Gallup next asks: "If the United States decides to launch an attack,
should the U.S. attack military targets only, or both military and
civilian targets?" In Austria 82% said only military targets. In Denmark
84%, Finland 76%, France 84%, Germany 84%, Greece 82%, Italy 86%, Bosnia
72%, Bulgaria 71%, Czechoslavakia 75%, Estonia 88%, Latvia 82%,
Lithuania 73% Romania 85%, Argentina 70%, Colombia 71%, Ecuador 74%,
Mexico 73%, Panama 62%, Peru 66%, Venezuela 81%, and even in the U.S.
56% favor attacking only military targets, 28% attacking both military
and civilian, and 16% gave no answer.

It seems clear that we do not inhabit a world lined up for protracted
war. We live, instead, in a world that is prepared for arguments against
war, for opposition to war, and even, in time, for addressing the basic
structural causes that produce war. Humanity does not lack scruples or
logic, but only information and knowledge. If people have information
and if they can escape media manipulation and conformity, they will draw
worthy conclusions. Our task is to provide information and help break
conformity.

Finally, regarding the issues at hand.how hard is it to understand the
obvious? The U.S. postal system is not run by exemplary humanitarians or
geniuses, much less by radicals. Yet in response to workers killing
others on the job--which is called "going postal"--the postal service
did not decide to determine where the offending parties lived and attack
those neighborhoods for harboring terrorists. They also did not say that
the stress of postal work justifies serial homicide in the workplace, of
course. They instead legally prosecuted, on the one hand, and also
realized that stress was a powerful contributing factor and so worked to
reduce stress to in turn diminish the likelihood of people going postal.
Anyone can extend this analogy. It isn't complicated.

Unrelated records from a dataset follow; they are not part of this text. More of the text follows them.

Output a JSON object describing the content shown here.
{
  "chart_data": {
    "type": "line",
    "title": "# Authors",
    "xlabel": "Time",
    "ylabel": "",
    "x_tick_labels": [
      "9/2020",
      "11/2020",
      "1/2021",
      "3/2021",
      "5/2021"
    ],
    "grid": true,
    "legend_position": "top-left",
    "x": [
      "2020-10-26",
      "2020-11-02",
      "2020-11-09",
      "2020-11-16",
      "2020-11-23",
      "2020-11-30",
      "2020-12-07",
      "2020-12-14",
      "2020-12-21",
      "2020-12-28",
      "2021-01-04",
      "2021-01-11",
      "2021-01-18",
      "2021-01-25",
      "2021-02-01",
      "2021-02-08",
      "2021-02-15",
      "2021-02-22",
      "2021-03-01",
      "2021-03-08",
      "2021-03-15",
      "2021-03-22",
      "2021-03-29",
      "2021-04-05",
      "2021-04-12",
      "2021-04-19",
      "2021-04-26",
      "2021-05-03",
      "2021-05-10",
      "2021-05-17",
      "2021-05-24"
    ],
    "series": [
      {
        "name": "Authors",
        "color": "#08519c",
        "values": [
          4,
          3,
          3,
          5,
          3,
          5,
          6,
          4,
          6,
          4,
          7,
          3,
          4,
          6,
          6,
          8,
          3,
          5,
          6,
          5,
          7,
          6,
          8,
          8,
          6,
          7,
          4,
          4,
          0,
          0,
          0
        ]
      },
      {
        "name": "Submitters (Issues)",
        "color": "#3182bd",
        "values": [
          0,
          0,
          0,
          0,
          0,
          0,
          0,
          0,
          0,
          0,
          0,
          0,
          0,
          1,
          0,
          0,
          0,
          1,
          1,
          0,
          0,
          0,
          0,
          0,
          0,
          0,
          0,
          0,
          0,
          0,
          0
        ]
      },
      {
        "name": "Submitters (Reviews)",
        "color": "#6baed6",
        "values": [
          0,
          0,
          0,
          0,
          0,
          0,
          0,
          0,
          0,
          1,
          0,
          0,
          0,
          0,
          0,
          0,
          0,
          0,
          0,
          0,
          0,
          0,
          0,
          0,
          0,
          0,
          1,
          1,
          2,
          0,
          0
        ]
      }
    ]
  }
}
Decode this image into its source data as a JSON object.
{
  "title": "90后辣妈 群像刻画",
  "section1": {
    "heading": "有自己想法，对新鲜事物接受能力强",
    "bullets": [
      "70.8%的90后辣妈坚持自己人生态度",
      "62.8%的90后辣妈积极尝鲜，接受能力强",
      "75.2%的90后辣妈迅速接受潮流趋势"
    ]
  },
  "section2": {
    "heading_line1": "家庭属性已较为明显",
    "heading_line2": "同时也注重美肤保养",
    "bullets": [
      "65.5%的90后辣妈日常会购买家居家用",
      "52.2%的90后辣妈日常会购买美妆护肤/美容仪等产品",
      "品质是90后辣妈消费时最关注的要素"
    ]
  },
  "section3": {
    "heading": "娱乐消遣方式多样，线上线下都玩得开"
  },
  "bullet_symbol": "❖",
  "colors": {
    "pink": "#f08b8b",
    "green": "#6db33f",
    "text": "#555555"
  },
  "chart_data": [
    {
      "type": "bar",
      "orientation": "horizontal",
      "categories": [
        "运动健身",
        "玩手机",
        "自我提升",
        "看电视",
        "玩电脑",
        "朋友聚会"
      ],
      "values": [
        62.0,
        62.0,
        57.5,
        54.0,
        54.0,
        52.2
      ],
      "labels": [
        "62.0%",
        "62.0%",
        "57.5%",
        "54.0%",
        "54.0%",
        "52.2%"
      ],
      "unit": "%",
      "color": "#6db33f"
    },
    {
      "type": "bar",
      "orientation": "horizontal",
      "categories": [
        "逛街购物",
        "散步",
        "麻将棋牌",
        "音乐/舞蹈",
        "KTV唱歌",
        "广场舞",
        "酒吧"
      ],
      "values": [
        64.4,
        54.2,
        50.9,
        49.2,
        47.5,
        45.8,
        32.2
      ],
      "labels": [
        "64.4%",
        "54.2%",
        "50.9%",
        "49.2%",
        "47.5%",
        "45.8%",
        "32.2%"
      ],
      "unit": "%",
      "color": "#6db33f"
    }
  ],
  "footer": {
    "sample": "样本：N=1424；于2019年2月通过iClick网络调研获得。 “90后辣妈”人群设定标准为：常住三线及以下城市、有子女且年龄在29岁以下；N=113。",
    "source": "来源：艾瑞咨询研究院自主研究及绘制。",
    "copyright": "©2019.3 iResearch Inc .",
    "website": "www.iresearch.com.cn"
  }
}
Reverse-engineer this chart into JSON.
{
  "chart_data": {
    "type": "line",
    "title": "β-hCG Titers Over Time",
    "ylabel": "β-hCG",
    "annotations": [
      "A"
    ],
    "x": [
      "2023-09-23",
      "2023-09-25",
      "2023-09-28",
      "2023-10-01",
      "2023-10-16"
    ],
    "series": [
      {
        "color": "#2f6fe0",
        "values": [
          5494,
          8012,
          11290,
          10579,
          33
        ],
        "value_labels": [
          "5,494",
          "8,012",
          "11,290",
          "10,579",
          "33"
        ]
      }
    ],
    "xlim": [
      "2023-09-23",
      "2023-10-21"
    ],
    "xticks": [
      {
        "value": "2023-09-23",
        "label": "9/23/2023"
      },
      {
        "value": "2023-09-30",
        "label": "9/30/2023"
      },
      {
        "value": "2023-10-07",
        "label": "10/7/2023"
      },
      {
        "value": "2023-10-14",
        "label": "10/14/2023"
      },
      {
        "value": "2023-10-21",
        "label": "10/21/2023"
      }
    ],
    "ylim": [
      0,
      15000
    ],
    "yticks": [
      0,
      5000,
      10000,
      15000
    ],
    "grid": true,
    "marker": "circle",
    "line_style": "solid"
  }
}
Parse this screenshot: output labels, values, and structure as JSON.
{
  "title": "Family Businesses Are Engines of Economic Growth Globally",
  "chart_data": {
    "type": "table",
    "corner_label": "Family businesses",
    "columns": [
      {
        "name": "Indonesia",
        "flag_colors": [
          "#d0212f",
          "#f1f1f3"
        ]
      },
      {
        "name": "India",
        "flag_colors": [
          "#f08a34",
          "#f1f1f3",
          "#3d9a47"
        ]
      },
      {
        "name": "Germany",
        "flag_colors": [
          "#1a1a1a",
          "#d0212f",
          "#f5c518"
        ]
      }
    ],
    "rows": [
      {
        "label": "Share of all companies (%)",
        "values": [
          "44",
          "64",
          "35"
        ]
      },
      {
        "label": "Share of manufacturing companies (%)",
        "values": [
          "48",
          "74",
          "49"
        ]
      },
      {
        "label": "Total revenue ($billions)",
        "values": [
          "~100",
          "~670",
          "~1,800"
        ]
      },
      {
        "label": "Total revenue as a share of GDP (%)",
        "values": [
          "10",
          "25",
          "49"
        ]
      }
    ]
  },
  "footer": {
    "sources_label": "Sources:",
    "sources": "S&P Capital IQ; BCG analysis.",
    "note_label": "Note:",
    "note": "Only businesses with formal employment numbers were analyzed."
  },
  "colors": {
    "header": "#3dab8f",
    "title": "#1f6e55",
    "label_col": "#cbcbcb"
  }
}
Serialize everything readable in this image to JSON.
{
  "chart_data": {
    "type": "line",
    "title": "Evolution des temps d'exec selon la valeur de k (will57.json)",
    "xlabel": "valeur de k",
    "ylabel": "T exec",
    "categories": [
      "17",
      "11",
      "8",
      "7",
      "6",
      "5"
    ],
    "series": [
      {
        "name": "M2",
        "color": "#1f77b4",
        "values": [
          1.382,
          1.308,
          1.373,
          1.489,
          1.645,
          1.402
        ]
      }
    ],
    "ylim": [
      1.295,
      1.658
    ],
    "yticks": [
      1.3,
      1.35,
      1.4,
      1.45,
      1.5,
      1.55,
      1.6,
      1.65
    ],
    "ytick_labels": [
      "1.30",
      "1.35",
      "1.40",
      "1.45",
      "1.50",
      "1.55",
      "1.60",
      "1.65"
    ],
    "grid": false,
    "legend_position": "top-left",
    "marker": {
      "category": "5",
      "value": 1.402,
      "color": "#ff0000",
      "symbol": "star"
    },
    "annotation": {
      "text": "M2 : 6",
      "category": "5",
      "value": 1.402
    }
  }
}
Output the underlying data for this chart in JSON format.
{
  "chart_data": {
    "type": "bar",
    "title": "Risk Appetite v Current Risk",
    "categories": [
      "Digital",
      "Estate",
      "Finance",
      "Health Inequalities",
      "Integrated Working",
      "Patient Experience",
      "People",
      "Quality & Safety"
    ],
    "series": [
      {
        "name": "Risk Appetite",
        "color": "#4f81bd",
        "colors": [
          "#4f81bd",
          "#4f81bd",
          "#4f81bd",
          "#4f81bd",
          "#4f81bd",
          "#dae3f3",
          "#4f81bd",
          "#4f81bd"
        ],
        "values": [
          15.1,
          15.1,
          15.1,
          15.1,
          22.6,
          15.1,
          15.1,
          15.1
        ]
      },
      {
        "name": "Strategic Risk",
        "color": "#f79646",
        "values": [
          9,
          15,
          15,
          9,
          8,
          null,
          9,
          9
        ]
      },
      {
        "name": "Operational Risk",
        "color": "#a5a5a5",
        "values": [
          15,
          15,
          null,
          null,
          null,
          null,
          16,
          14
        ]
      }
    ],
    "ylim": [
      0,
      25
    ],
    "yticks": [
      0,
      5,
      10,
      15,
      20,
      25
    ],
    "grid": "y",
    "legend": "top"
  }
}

For that matter, the U.S. government, which is certainly not a
repository of wisdom or moral leadership, doesn't generally decide about
terrorism to hold whole populations accountable. When Timothy McVeigh
bombed innocents, the Federal government called it horrific, accurately,
but did not declare war on Idaho and Montana for harboring cells of the
groups McVeigh was associated with -- much less on all people sharing
McVeigh's race or religion. The government opted to prove McVeigh's
culpability and to employ legal means to restrain him and try the case.
What makes September 11 different regarding our government's agenda is
not so much the larger scale of the horror, but instead its utility to
the government's reactionary programs. In the case of McVeigh, bombing
Montana wouldn't benefit elites. In the case of September 11, elites
think bombing diverse targets will benefit their capitalist
profit-making and geopolitical interests. That's harsh. That's about the
harshest thing one could say, I guess, in some sense, in this situation.
It is devilish opportunism. Yet, I honestly think that at some level
everyone knows it's true. It has gotten to that point in this country.
They play with our lives like we are their little toys.and we know it,
and we have to put a stop to it, a step at a time.